= Vilmundar saga viðutan =

Vilmundar saga viðutan is a medieval Icelandic romance saga. It is noted in recent scholarship as an early example of tale type ATU 510A, 'Cinderella', of the international Aarne–Thompson–Uther Index.

==Synopsis==
Kalinke and Mitchell summarise the saga thus:
Gullbrá and Sóley are twin daughters of the king of Hólmgarðaríki. To avoid marrying the disagreeable Úlfr, Sóley promises to marry the ugly slave Kolr, but changes shapes with another woman. The able but naive Vilmundr, son of a man named Sviði, comes upon Gullbrá while seeking a lost goat. After winning a series of contests, Vilmundr becomes the sworn brother of Gullbrá's brother Hjarandi. They overcome various attackers, among them a herd of pigs. Vilmundr marries the real Sóley, Guðifreyr of Garðaríki marries Gullbrá, and Guðifrey's sister marries Hjarandi.

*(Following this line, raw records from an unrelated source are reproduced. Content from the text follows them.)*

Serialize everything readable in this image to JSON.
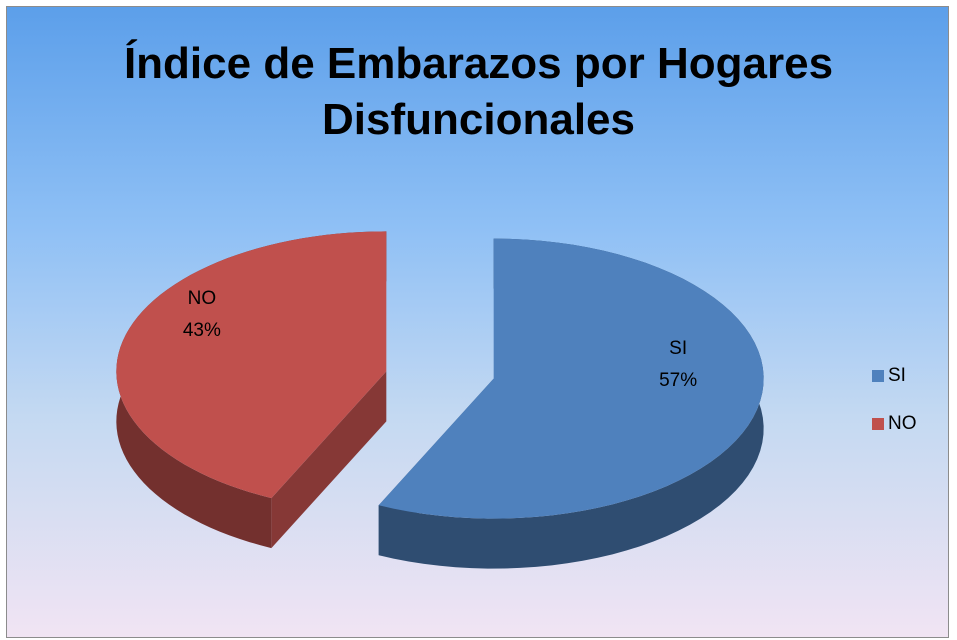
{
  "chart_data": {
    "type": "pie",
    "title": "Índice de Embarazos por Hogares Disfuncionales",
    "categories": [
      "SI",
      "NO"
    ],
    "values": [
      57,
      43
    ],
    "value_labels": [
      "57%",
      "43%"
    ],
    "colors": [
      "#4f81bd",
      "#c0504d"
    ],
    "legend": "right"
  }
}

==Editions and translations==
- Agnete Loth (ed.), Late Medieval Icelandic Romances, Editiones Arnamagæanae, series B, 20–24, 5 vols (Copenhagen: Munksgaard, 1962–65), IV 137–201. [The principal scholarly edition.]
- Jonathan Y. H. Hui (ed. and trans.), Vilmundar saga viðutan: The saga of Vilmundr the Outsider (London: Viking Society for Northern Research, 2021), ISBN 978-1-91-4070-00-6. [Normalised Icelandic text and English translation.]